We have carefully sorted the drug rehab centers in pennsylvania. Filter your search for a treatment program or facility with specific categories. You may also find a resource using our addiction treatment search. For additional information on pennsylvania drug rehab please phone our toll free helpline.

Drug Facts


  • The sale of painkillers has increased by over 300% since 1999.
  • In 2014, Mexican heroin accounted for 79 percent of the total weight of heroin analyzed under the HSP. The United States was the country in which heroin addiction first became a serious problem.
  • Heroin can be injected, smoked or snorted
  • Nicotine is just as addictive as heroin, cocaine or alcohol. That's why it's so easy to get hooked.
  • Foreign producers now supply much of the U.S. Methamphetamine market, and attempts to bring that production under control have been problematic.
  • From 1920- 1933, the illegal trade of Alcohol was a booming industry in the U.S., causing higher rates of crime than before.
  • In 2010, 42,274 emergency rooms visits were due to Ambien.
  • Meth creates an immediate high that quickly fades. As a result, users often take it repeatedly, making it extremely addictive.
  • In 1805, morphine and codeine were isolated from opium, and morphine was used as a cure for opium addiction since its addictive characteristics were not known.
  • In Connecticut overdoses have claimed at least eight lives of high school and college-age students in communities large and small in 2008.
  • Teens who start with alcohol are more likely to try cocaine than teens who do not drink.

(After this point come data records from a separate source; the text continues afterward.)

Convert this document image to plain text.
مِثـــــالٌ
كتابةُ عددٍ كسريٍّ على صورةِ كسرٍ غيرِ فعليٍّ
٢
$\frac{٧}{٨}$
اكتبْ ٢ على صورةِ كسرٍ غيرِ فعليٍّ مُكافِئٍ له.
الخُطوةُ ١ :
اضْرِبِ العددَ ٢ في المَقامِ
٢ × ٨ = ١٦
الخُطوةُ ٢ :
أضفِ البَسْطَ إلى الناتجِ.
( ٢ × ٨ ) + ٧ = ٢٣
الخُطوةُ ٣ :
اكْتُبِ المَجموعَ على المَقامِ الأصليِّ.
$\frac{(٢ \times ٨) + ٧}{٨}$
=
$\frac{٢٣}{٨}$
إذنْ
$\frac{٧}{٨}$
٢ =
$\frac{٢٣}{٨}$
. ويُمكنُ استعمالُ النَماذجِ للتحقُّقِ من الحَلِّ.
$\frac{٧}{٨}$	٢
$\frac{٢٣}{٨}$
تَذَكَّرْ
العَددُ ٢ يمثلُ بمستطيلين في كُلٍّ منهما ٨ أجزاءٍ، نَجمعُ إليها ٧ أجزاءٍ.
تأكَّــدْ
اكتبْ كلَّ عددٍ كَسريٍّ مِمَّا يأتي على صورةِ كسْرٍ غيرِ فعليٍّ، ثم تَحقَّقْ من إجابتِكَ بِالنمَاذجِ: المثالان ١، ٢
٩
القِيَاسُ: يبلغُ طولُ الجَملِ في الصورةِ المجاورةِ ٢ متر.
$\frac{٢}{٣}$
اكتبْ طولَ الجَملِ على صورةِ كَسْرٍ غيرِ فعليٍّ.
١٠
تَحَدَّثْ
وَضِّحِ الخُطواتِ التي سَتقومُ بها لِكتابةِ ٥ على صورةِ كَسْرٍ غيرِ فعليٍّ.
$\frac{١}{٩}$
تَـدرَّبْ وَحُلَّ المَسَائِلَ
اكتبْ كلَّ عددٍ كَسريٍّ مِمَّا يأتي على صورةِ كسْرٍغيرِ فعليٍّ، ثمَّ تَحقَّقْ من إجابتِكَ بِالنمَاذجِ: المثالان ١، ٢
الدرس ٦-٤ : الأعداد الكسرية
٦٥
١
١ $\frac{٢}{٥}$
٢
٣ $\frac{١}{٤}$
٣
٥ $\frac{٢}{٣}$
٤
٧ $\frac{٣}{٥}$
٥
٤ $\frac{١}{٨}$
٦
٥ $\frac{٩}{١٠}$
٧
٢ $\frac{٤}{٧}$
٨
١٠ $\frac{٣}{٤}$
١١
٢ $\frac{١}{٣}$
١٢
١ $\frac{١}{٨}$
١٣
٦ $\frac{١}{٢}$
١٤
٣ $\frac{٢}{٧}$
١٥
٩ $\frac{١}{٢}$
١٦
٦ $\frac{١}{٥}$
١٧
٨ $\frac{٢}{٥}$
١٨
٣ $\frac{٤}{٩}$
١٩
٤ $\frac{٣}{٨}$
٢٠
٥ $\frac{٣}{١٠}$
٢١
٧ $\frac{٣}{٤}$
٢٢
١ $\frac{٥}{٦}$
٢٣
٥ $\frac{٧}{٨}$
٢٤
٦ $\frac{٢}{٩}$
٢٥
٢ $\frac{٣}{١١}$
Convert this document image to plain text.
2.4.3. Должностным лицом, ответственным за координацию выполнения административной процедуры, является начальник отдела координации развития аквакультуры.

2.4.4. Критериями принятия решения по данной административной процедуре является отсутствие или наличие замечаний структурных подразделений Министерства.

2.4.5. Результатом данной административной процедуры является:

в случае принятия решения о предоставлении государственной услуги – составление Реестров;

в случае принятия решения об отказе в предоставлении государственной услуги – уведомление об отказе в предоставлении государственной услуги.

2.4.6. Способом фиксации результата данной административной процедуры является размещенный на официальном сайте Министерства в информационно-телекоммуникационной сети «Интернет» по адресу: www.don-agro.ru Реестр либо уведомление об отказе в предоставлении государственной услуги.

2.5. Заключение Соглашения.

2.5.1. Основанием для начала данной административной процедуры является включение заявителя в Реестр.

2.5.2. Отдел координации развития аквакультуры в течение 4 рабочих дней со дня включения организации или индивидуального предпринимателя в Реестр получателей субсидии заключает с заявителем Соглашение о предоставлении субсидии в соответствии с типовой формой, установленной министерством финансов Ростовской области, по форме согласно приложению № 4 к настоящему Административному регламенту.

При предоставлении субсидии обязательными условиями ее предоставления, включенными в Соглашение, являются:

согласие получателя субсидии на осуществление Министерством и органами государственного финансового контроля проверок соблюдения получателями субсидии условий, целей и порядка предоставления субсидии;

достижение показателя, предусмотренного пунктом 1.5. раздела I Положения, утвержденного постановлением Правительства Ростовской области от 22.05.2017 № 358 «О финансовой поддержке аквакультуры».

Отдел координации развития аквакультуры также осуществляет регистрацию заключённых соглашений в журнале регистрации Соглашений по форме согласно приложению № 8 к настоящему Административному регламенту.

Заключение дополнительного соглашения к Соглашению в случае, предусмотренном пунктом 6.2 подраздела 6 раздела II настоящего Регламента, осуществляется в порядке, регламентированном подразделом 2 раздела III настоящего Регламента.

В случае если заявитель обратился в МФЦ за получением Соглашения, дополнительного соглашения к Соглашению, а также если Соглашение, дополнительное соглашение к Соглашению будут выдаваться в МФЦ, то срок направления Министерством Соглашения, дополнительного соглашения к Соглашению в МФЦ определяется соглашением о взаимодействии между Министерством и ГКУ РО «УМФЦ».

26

  • Adolf von Baeyer, the creator of barbiturates, won a Nobel Prize in chemistry in 1905 for his work in in chemical research.
  • Prescription medication should always be taken under the supervision of a doctor, even then, it must be noted that they can be a risk to the unborn child.
  • Other names of ecstasy include Eckies, E, XTC, pills, pingers, bikkies, flippers, and molly.
  • There are approximately 5,000 LSD-related emergency room visits per year.
  • Twenty-five percent of those who began abusing prescription drugs at age 13 or younger met clinical criteria for addiction sometime in their life.
  • The act in 1914 prohibited the import of coca leaves and Cocaine, except for pharmaceutical purposes.
  • Medical consequences of chronic heroin injection abuse include scarred and/or collapsed veins, bacterial infections of the blood vessels and heart valves, abscesses (boils) and other soft-tissue infections, and liver or kidney disease.
  • Stimulants are found in every day household items such as tobacco, nicotine and daytime cough medicine.
  • The effects of heroin can last three to four hours.